Tout ceci rend crédible les propos accusatoires d’un témoin, actif dans le domaine des éoliennes en Valais. Il avait dénoncé une tentative de corruption de la part du prévenu. Lors d’une rencontre en 2010 dans un restaurant de l’aéroport de la Blécherette (VD), P. lui aurait demandé 100 000 francs afin qu’il ne nuise pas à son futur partenariat avec les SIG. Cet homme choqué avait refusé. Le tribunal le croit, d’autant plus qu’il a longtemps hésité avant de dénoncer l’ex-cadre. Il a fallu que des tiers le poussent à le faire. Et ces tiers (dont une personne qui était présente à la Blécherette) sont crédibles.

Le deuxième volet de l’affaire se solde par un acquittement. Z., un entrepreneur tessinois actif dans les éoliennes, était accusé d’avoir versé 180 000 francs à la femme de l’ex-cadre des SIG qui travaillait pour lui. Cette somme, disait-il, était destinée à payer un ouvrage qu’elle avait écrit: «Ces pionniers suisses de l’éolien». Un livre qui, selon une expertise requise par le premier procureur Stéphane Grodecki, ne valait pas tripette.

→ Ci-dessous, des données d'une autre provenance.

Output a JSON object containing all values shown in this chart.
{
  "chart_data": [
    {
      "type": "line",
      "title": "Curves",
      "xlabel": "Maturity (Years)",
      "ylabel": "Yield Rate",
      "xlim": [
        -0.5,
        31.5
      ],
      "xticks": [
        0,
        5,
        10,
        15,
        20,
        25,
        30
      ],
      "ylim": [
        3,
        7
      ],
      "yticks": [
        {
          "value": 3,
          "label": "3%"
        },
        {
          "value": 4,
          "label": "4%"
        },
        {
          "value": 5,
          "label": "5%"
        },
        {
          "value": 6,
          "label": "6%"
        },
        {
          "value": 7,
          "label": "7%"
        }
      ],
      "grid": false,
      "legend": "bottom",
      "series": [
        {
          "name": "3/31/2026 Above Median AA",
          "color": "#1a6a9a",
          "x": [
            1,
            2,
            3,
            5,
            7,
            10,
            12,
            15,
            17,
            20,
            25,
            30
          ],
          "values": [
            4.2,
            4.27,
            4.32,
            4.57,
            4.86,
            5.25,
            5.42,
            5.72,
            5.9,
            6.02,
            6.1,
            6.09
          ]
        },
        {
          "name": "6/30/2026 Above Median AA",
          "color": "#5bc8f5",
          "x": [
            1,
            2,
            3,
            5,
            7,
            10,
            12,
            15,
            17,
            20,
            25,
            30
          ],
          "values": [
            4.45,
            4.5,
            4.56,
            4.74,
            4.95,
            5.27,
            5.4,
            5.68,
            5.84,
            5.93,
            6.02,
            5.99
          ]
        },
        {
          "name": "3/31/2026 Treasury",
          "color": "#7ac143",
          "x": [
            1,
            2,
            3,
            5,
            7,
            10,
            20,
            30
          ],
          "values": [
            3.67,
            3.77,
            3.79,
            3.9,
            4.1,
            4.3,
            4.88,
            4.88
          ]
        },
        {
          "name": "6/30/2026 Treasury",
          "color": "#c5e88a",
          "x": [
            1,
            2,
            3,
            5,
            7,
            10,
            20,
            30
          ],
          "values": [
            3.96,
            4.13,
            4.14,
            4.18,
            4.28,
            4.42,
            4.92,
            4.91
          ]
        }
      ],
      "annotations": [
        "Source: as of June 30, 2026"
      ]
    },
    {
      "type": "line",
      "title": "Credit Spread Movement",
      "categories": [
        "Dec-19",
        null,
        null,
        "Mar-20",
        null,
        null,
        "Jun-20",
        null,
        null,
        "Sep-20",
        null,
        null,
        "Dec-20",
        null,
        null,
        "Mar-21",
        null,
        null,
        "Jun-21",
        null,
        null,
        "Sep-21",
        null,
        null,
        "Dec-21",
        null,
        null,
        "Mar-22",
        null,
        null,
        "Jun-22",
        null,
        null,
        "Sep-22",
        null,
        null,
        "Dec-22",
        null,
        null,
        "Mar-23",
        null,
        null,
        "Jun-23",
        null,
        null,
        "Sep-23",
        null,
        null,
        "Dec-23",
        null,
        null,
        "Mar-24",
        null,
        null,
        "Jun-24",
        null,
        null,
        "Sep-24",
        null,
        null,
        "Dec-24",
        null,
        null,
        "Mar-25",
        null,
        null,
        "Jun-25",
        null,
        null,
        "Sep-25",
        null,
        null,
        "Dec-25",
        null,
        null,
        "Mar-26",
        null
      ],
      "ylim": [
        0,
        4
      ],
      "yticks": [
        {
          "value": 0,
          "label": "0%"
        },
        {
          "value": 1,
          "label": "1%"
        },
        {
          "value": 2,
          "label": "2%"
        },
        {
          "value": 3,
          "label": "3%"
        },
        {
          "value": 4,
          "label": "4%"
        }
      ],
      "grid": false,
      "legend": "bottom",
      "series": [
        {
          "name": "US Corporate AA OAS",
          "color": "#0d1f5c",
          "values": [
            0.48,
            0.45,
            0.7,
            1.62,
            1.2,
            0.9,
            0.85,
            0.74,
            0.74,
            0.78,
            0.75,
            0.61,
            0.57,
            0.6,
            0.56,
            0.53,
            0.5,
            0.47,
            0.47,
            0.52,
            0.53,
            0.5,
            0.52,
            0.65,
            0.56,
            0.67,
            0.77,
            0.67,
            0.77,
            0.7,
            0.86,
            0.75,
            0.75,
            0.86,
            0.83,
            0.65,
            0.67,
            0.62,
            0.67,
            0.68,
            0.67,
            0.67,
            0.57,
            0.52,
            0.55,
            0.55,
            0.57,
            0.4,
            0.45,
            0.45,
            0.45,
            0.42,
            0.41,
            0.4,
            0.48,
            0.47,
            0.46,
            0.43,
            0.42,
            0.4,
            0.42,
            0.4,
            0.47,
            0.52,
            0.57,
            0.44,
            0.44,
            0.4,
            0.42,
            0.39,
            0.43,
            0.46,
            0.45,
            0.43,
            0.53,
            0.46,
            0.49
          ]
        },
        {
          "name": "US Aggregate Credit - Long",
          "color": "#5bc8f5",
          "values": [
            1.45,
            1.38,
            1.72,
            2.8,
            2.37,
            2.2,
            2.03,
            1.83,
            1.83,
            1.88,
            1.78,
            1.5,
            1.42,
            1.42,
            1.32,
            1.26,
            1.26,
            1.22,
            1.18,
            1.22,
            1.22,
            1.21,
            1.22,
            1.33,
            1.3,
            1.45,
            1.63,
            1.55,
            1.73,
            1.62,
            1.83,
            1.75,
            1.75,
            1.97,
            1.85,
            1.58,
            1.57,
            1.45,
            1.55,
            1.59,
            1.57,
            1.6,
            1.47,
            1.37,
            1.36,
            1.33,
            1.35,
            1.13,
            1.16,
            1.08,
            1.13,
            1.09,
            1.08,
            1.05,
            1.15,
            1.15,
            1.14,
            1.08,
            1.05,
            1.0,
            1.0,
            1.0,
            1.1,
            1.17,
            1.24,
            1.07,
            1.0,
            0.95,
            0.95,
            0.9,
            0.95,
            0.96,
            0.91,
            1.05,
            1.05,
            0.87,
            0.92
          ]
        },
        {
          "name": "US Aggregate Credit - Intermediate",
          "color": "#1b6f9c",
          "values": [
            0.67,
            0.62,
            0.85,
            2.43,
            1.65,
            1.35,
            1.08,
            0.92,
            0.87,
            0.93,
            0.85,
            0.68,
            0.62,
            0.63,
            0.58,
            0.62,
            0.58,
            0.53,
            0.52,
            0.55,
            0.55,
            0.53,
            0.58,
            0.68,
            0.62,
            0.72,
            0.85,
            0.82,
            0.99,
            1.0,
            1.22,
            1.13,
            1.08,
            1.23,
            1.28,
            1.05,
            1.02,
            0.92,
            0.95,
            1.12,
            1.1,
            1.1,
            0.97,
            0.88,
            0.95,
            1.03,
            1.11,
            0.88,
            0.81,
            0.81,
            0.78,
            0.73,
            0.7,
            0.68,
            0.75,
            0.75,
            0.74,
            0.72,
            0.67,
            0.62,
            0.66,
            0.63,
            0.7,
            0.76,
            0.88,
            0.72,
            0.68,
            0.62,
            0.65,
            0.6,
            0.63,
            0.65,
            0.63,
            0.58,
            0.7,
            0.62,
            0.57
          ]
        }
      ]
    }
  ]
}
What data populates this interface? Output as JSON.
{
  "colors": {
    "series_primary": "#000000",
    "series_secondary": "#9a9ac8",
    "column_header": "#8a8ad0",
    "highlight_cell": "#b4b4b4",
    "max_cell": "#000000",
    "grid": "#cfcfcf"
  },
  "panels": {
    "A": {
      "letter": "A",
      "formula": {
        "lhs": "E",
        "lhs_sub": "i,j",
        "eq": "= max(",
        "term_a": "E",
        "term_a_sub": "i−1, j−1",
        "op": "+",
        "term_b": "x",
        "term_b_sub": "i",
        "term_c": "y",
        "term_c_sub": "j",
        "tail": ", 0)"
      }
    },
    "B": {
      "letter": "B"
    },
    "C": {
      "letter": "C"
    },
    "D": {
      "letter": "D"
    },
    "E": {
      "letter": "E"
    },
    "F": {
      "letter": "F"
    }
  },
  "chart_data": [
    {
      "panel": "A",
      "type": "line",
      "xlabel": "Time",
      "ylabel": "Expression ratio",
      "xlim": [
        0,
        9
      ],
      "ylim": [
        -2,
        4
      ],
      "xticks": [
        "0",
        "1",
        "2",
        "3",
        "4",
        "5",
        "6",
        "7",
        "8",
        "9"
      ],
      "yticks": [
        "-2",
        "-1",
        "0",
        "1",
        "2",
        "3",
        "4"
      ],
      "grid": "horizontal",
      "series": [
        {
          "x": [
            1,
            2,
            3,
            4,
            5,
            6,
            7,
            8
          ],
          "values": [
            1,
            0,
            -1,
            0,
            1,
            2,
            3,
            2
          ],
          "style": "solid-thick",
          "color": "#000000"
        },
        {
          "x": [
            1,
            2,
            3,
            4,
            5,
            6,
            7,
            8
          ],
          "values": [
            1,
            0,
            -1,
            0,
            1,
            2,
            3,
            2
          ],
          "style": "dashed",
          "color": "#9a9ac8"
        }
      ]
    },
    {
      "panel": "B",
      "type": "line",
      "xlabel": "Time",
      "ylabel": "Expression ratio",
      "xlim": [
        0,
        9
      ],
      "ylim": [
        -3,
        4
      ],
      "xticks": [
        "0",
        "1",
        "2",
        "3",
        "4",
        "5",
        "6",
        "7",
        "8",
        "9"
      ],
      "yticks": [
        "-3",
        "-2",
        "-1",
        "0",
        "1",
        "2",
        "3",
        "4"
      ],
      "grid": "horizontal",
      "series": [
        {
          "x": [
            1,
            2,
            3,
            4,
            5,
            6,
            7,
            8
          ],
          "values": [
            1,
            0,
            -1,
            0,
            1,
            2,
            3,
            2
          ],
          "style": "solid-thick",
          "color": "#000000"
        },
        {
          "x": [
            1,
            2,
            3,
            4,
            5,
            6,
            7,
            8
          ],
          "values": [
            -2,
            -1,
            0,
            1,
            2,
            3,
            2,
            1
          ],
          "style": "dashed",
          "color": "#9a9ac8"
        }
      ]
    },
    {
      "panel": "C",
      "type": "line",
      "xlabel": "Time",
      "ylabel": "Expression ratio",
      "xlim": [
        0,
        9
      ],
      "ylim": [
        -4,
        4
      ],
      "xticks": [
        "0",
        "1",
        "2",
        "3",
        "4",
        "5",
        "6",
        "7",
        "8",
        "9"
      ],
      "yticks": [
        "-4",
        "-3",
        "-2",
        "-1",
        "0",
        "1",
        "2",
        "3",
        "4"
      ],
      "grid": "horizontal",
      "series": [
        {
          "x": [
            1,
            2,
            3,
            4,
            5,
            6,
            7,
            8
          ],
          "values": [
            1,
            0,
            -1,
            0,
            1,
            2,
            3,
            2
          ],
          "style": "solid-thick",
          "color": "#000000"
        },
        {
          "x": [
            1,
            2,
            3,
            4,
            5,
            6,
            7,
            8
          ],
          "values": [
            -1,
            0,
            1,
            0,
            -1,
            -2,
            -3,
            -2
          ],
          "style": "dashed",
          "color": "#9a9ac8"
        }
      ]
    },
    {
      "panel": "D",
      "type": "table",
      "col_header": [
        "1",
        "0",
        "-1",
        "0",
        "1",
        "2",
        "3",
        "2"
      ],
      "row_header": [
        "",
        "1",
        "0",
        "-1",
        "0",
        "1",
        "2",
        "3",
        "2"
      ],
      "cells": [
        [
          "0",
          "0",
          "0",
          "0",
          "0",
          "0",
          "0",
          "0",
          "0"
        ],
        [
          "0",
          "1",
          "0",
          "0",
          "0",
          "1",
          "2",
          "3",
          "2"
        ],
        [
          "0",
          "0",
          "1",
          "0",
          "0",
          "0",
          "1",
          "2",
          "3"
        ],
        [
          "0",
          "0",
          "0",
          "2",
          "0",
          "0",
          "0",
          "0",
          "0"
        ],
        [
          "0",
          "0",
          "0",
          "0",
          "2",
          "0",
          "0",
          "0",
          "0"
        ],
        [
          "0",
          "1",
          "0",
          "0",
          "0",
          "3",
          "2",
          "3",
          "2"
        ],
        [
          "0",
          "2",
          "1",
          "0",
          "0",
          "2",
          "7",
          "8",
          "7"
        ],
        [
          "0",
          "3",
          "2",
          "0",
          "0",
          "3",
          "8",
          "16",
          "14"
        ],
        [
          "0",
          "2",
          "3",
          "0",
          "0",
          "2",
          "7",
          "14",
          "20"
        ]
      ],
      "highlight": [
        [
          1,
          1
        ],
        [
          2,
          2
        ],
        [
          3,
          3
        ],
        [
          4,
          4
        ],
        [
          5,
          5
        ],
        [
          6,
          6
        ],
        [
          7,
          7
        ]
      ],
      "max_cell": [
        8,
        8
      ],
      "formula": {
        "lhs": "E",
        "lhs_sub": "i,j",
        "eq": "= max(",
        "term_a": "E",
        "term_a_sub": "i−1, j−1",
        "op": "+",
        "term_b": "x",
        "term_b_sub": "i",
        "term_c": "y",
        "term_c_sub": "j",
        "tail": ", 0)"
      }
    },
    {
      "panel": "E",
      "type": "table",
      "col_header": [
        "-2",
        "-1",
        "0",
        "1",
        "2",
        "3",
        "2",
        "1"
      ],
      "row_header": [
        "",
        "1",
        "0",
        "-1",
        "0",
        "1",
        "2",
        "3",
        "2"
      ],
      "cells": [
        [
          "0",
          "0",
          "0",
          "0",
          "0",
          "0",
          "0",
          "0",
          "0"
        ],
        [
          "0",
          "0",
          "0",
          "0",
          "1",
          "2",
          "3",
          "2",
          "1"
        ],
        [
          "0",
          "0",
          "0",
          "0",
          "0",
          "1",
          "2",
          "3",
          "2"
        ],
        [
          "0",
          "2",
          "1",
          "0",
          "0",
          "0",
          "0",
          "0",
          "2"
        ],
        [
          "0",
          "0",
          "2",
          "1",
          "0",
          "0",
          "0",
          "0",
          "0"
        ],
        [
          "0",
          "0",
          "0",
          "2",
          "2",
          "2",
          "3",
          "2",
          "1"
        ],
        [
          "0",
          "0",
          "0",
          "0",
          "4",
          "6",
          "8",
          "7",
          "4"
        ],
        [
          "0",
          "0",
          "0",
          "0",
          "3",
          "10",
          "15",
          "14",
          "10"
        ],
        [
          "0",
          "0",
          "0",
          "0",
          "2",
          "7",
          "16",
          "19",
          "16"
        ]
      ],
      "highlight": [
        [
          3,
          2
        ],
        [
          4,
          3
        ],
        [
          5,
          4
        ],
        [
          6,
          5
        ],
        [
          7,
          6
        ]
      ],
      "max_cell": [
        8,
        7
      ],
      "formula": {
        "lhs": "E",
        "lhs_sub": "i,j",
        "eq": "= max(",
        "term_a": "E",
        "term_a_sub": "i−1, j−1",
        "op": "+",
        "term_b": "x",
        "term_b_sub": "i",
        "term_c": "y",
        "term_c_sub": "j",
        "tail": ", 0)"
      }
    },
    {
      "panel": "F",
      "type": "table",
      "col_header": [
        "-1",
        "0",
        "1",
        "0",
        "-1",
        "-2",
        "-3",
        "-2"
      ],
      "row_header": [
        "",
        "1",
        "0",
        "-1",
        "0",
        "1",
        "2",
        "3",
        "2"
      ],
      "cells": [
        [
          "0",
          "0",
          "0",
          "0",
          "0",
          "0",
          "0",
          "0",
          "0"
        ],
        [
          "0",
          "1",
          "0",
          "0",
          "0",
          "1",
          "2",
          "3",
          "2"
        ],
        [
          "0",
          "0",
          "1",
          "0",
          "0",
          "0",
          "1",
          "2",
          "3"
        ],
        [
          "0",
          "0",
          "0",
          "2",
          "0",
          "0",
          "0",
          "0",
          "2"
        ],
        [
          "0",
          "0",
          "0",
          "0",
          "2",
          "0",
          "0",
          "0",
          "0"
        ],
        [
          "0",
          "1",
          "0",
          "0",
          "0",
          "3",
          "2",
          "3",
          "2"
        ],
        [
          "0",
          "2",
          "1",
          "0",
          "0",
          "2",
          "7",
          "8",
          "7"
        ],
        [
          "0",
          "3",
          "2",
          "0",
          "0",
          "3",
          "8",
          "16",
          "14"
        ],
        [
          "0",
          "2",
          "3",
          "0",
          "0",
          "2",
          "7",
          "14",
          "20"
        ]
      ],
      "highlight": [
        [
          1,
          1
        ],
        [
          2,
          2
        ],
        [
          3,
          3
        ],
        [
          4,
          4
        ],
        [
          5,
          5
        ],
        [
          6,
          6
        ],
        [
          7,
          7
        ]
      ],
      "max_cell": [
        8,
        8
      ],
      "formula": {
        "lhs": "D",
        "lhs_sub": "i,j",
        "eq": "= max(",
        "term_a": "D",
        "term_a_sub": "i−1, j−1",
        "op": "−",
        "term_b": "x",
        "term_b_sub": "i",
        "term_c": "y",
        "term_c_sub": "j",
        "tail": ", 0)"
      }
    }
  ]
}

Aux yeux du Ministère public, le paiement de cet ouvrage-bidon en grande partie plagié masquait un acte de corruption. Z. offrait ainsi un joli cadeau à l’ex-cadre qui avait toujours favorisé son entreprise (notamment pour l’accord JUEL III signé en 2011) auprès des SIG.

La disgrâce du cadre

Pourtant le tribunal a éprouvé «un doute insurmontable» dans ce cas. Il note que les propos de Z. pour expliquer ce montant faramineux n’ont jamais varié. Il voulait le livre bien sûr, mais également dédommager l’épouse de l’ex-cadre que les SIG lui demandaient de licencier. Il désirait de plus éviter une procédure pour licenciement abusif et un scandale médiatique. Enfin «le lien d’amitié» qui le liait à cette femme, «explique qu’il a pu faire preuve à son égard d’une certaine largesse». Les explications de Z. ont convaincu le tribunal qui note en outre que dès la fin 2010, l’ex-cadre n’était plus en odeur de sainteté aux SIG lesquels avaient commencé à se méfier. Son pouvoir et son influence étaient à cette époque amoindris. Un élément de plus en faveur de l’acquittement de Z. Le procureur et les SIG ne savent pas s’ils feront appel.